Q&A with Mat Kearney
By John Brandon
May 11, 2009
Mat Kearney is an artist who has broken a lot of boundaries. The singer/songwriter is equally at home on Christian radio as on VH1 or providing the soundtrack for shows like Scrubs and Friday Night Lights. With the release of his new album, City of Black & White, RELEVANT talked to Kearney about his songwriting process.
A lot of the songs were written on the road, touring for your last album. I like the breaking into the music room story – what were the circumstances behind some of the other songs?
I wrote the title track to City of Black & White overlooking the Bosporus River in Istanbul, Turkey and some others in similarly unique places like the song you mentioned "Straight Away," which I wrote in this giant music hall on the University of Oregon's campus. I had to use a credit card and jump from the balcony to get into the room. Breaking into places to write on a piano is actually common for me. I didn't own one until a year or two ago.
These are transitional songs, like you are running away from something and trying to catch something at the same time. What’s going on? What is the major theme here?
My last record was more about stepping out into the world and disappearing into the sunset. It was about me and a buddy jumping in a truck and driving across the country to see what was out there for us. City of Black & White is maybe the next chapter. It’s more about the pains and joys of landing in a community, or desiring to land. It is also about relationships, the kind of relationships you can only have when you dig roots and stick around. So there is brotherhood, love, heartbreak, disillusionment, those kind of things. If there is transition then it's transition from an outstretched highway to friends and community.
You sing the line, “We are trying to feel alive” (on "Lifeline") in a way that makes it seem impossible. Why is that?
The line is "I’m fighting to live and feel alive, but I can't feel a thing without you by my side." The song is written to someone who has lost a hold of everything they held dear. I maybe made it seem difficult, but I don't think I made it impossible because it's not.
On "Closer to Love," you sing about longing for something else, crying out from a long distance. God can seem distant and near at the same time. How can we deal with that dichotomy?
I’m still trying to figure that one out. Isn't that something we all feel? "Closer To Love" is about dealing with the difficulties of a tough world, or maybe about the tough world we see out friends living in, or maybe it's something about the growing we are all a part of—longing for something whole and perfect—like we are just passing though this place.
What’s the story behind the song "Annie"?
I wrote that on in the back seat of a van headed away from a dirty show in Indianapolis. I had met this girl named Annie who told me a story about how she had to either leave her hometown or get swallowed by it. Leaving is hard when you are misunderstood, especially by your family.
Not many artists get played on Christian hit radio and VH1. How did you manage that miracle?
I never thought either would happen, so I’m not sure how to answer that. I feel very thankful and grateful for what I get to do. I don't watch VH1 or listen to the radio much, but I do read Wendell Berry. He has a lot of things figured out.
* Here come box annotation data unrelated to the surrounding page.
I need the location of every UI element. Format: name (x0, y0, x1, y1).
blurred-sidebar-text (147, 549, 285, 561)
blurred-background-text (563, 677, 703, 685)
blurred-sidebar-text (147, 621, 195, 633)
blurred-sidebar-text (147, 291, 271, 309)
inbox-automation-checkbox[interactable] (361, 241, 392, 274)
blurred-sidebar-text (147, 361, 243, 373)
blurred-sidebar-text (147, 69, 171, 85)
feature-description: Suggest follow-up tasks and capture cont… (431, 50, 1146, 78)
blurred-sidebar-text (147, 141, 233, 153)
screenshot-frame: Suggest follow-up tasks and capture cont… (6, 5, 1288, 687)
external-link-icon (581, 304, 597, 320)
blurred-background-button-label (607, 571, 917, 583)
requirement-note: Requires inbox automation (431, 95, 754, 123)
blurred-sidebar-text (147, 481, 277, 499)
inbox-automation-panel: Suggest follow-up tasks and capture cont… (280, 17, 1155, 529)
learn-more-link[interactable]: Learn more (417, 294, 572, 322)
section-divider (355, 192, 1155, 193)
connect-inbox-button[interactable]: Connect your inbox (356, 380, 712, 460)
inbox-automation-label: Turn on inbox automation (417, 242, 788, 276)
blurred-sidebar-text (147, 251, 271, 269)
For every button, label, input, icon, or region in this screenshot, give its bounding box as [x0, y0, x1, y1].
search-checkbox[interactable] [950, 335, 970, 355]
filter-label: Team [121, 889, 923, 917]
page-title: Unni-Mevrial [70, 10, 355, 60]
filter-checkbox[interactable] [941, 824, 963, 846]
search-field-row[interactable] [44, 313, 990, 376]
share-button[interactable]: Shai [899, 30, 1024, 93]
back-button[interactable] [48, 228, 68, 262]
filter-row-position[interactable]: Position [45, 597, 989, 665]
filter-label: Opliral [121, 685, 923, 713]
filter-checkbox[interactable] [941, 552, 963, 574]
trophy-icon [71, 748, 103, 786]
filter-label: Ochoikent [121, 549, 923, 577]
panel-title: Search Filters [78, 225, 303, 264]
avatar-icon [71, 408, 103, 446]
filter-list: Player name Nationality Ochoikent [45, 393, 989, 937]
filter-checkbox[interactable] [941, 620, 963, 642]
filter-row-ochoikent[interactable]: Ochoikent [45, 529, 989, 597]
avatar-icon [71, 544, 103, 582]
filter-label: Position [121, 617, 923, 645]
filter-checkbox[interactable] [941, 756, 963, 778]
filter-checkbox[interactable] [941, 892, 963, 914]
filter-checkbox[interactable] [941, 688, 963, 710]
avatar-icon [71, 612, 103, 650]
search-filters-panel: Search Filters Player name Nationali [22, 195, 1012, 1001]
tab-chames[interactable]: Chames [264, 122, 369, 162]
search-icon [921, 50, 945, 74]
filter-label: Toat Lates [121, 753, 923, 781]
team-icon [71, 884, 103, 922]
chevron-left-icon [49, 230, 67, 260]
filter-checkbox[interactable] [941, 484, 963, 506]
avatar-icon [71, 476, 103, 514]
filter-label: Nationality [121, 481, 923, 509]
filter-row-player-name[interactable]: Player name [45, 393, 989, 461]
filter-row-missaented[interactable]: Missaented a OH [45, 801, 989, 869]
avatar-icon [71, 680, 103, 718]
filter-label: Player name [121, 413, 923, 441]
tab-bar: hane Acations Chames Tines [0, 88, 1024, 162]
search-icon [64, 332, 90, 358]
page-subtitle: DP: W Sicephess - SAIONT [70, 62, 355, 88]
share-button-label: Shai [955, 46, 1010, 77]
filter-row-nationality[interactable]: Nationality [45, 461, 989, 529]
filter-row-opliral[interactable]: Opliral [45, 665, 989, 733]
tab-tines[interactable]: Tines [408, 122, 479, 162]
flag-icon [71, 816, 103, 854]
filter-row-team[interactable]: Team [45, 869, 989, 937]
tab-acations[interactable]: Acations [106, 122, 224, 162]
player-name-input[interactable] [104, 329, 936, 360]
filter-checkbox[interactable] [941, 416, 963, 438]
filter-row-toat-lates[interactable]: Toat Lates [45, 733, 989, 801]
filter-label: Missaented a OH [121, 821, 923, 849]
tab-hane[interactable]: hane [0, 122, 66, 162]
How do you deal with the pressure of writing another major hit on your second album? Because, I can imagine the label saying don’t worry but at the same time you know that is what they want.
I think we all want a song that connects with a lot of people. I do more than anyone else. It is pressure, but that’s where you leave it behind, and say "well if this is what I’m supposed to do, then it will work out." That said, a "hit" is such an elusive thing. You can't buy them, you can’t make them happen, you can't sweat for them. They seem to make their own way to you and to the world. If I figure it out I'll let you know.
As a songwriter do you get snippets of songs first, or do you write the whole thing in one sitting?
“City of Black & White” was a song that seemed to exist before I wrote it. I was messing around with some minor chords with a friend and the song landed in our laps. I had been reading this Turkish author named Orhan Pamuck, and he was talking about a black and white city. I started messing around with that idea. The writing process is so elusive. Some songs fall down like a thunderstorm, others take time to find out what they really want to say. I love to write, but it's also the hardest at times, and can make me feel very small. Maybe it's like a marriage in that way ... not that I know.